Applying both heuristics in a real classroom experience has also allowed us to study our student population, with some surprising insights. According to our analysis, we found significant differences in the distribution of personalities based on gender. Specifically, the thinking dimension is more frequent in male students, while the feeling dimension is more frequent in female students. Similarly, significant differences also appear regarding the Belbin roles. While male students tend to score higher in coordinator and monitor-evaluator roles, female students are prone to the score higher the shaper role. This latter insight has raised some concerns that we should tackle in the future regarding what skills and roles should be fostered in our student population in order to achieve a fair society and fight societal and cultural issues.

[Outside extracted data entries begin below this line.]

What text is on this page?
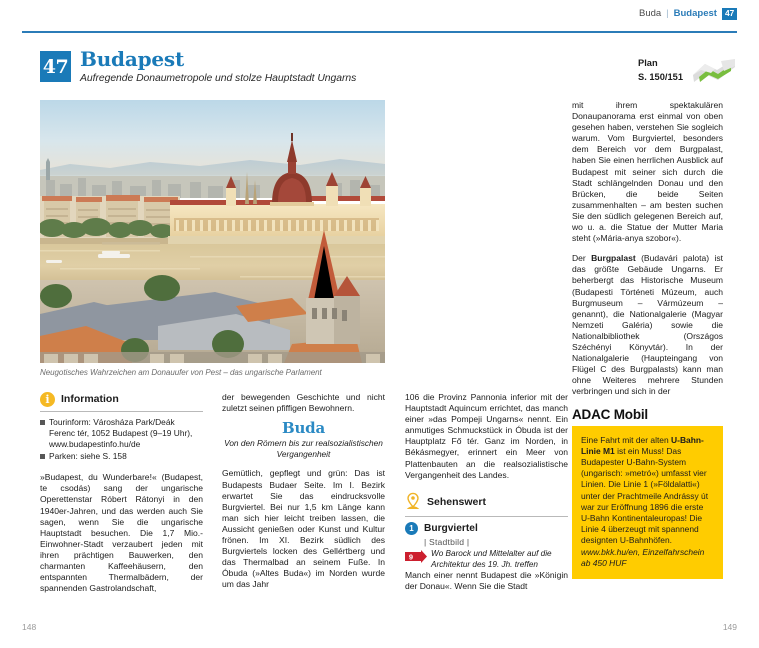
Buda | Budapest 47
47 Budapest
Aufregende Donaumetropole und stolze Hauptstadt Ungarns
Plan
S. 150/151
Neugotisches Wahrzeichen am Donauufer von Pest – das ungarische Parlament
i	Information
Tourinform: Városháza Park/Deák Ferenc tér, 1052 Budapest (9–19 Uhr), www.budapestinfo.hu/de
Parken: siehe S. 158

»Budapest, du Wunderbare!« (Budapest, te csodás) sang der ungarische Operettenstar Róbert Rátonyi in den 1940er-Jahren, und das werden auch Sie sagen, wenn Sie die ungarische Hauptstadt besuchen. Die 1,7 Mio.-Einwohner-Stadt verzaubert jeden mit ihren prächtigen Bauwerken, den charmanten Kaffeehäusern, den entspannten Thermalbädern, der spannenden Gastrolandschaft,

der bewegenden Geschichte und nicht zuletzt seinen pfiffigen Bewohnern.

Buda
Von den Römern bis zur realsozialistischen Vergangenheit

Gemütlich, gepflegt und grün: Das ist Budapests Budaer Seite. Im I. Bezirk erwartet Sie das eindrucksvolle Burgviertel. Bei nur 1,5 km Länge kann man sich hier leicht treiben lassen, die Aussicht genießen oder Kunst und Kultur frönen. Im XI. Bezirk südlich des Burgviertels locken des Gellértberg und das Thermalbad an seinem Fuße. In Óbuda (»Altes Buda«) im Norden wurde um das Jahr

106 die Provinz Pannonia inferior mit der Hauptstadt Aquincum errichtet, das manch einer »das Pompeji Ungarns« nennt. Ein anmutiges Schmuckstück in Óbuda ist der Hauptplatz Fő tér. Ganz im Norden, in Békásmegyer, erinnert ein Meer von Plattenbauten an die realsozialistische Vergangenheit des Landes.

Sehenswert
1	Burgviertel
| Stadtbild |
9 Wo Barock und Mittelalter auf die Architektur des 19. Jh. treffen

Manch einer nennt Budapest die »Königin der Donau«. Wenn Sie die Stadt

mit ihrem spektakulären Donaupanorama erst einmal von oben gesehen haben, verstehen Sie sogleich warum. Vom Burgviertel, besonders dem Bereich vor dem Burgpalast, haben Sie einen herrlichen Ausblick auf Budapest mit seiner sich durch die Stadt schlängelnden Donau und den Brücken, die beide Seiten zusammenhalten – am besten suchen Sie den südlich gelegenen Bereich auf, wo u. a. die Statue der Mutter Maria steht (»Mária-anya szobor«).

Der Burgpalast (Budavári palota) ist das größte Gebäude Ungarns. Er beherbergt das Historische Museum (Budapesti Történeti Múzeum, auch Burgmuseum – Vármúzeum – genannt), die Nationalgalerie (Magyar Nemzeti Galéria) sowie die Nationalbibliothek (Országos Széchényi Könyvtár). In der Nationalgalerie (Haupteingang von Flügel C des Burgpalasts) kann man ohne Weiteres mehrere Stunden verbringen und sich in der

ADAC Mobil
Eine Fahrt mit der alten U-Bahn-Linie M1 ist ein Muss! Das Budapester U-Bahn-System (ungarisch: »metró«) umfasst vier Linien. Die Linie 1 (»Földalatti«) unter der Prachtmeile Andrássy út war zur Eröffnung 1896 die erste U-Bahn Kontinentaleuropas! Die Linie 4 überzeugt mit spannend designten U-Bahnhöfen. www.bkk.hu/en, Einzelfahrschein ab 450 HUF
148	149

With regard to the performance of the two team evaluation heuristics, we found that those teams formed by following the MBTI heuristic were slightly more satisfied than those formed by following the Belbin heuristic. This is also related to the team experience, which showed that the MBTI teams were more positive regarding the norms, task distribution, and decision-making processes. These results could be due to the fact that it was easier to form heterogeneous teams by following the MBTI criteria in our population, as the dimensions were quite well balanced. In contrast, some Belbin roles were more popular than others, which increased the difficulty of forming teams where the maximum number of roles are present in our student population. In spite of these few differences, we must point out that both strategies had positive responses. Another insight to take from this study is the recommendation to carry out analyzes before applying any team formation algorithm, as they may provide insights on which team evaluation heuristics may work better for one’s student population.

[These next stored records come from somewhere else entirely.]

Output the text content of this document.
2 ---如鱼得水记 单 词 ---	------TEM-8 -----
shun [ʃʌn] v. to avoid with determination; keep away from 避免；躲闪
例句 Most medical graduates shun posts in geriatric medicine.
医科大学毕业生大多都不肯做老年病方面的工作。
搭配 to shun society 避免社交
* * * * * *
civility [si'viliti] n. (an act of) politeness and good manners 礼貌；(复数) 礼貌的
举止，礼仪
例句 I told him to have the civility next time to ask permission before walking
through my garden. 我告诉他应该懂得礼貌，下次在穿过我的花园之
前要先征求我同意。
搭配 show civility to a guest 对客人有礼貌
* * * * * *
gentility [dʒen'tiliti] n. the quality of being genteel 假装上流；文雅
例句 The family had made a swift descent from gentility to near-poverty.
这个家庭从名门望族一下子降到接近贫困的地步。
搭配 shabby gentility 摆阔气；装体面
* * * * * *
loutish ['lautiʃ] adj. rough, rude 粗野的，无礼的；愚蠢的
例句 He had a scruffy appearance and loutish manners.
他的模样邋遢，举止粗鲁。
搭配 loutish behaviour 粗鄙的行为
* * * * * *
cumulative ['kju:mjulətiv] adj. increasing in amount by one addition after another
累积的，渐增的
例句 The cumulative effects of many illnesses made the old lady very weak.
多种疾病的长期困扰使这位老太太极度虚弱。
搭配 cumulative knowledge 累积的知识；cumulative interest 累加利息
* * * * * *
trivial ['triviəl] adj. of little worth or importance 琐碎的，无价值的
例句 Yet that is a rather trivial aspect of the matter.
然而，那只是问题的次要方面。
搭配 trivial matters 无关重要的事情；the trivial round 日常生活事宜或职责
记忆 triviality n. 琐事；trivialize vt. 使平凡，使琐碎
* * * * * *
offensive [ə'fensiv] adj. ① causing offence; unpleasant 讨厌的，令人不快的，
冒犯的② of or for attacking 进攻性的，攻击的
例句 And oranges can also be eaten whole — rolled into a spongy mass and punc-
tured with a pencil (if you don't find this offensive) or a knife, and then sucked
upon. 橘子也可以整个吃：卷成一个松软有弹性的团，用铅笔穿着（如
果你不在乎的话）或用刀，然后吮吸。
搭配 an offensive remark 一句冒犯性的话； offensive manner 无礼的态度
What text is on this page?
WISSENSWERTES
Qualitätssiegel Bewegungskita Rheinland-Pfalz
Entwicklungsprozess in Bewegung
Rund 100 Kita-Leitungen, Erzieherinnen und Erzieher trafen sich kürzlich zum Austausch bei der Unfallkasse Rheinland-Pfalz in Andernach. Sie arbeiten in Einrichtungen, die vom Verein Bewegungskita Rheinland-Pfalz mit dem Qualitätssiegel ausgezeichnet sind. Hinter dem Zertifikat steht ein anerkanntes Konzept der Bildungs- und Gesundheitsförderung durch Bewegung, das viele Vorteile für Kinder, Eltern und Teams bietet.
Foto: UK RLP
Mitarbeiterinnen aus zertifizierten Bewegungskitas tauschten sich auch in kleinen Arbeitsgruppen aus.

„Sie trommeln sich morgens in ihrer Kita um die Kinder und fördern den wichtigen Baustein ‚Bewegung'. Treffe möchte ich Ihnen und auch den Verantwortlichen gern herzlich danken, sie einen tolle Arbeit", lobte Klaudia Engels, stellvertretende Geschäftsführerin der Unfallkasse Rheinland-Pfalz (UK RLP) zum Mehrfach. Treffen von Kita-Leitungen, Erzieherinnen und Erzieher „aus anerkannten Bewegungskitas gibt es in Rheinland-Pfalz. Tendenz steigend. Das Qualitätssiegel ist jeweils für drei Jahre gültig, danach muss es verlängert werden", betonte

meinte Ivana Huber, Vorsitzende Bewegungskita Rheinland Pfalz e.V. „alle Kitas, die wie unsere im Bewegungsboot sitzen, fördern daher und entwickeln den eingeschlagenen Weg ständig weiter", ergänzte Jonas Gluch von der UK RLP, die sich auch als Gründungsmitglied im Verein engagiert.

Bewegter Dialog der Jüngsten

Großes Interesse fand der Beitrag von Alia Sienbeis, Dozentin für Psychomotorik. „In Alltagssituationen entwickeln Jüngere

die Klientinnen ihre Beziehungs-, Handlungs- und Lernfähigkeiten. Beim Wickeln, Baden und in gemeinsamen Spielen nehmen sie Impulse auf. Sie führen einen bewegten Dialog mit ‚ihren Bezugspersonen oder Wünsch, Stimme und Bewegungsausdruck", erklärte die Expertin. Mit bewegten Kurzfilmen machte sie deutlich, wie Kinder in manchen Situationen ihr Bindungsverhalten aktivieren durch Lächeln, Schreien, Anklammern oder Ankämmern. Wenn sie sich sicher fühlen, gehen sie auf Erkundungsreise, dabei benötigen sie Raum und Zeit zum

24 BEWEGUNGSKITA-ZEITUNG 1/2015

We carried out personal interviews with the lecturers involved in the experiments. The interviews allowed us to qualitatively assess the experience of applying this tool in the classroom, to identify the problems that may appear, and to determine what strategies may be more appropriate to manage this type of experience. In general, the lecturers thought that the tool, which provides functionalities for team formation, is very useful for the development of teamwork-related skills, such as task organization or conflict resolution. According to them, the teams that are formed allow students to focus on situations that may be similar to the ones found in the workplace. Lecturers also consider that the experience for most of the students was beneficial for their education.

As future work, we plan to extend these experiments to other courses in order to observe similarities and differences in the students’ profiles. In addition, we are also considering offering the computer-based tool as a standalone application for other lecturers outside of our University.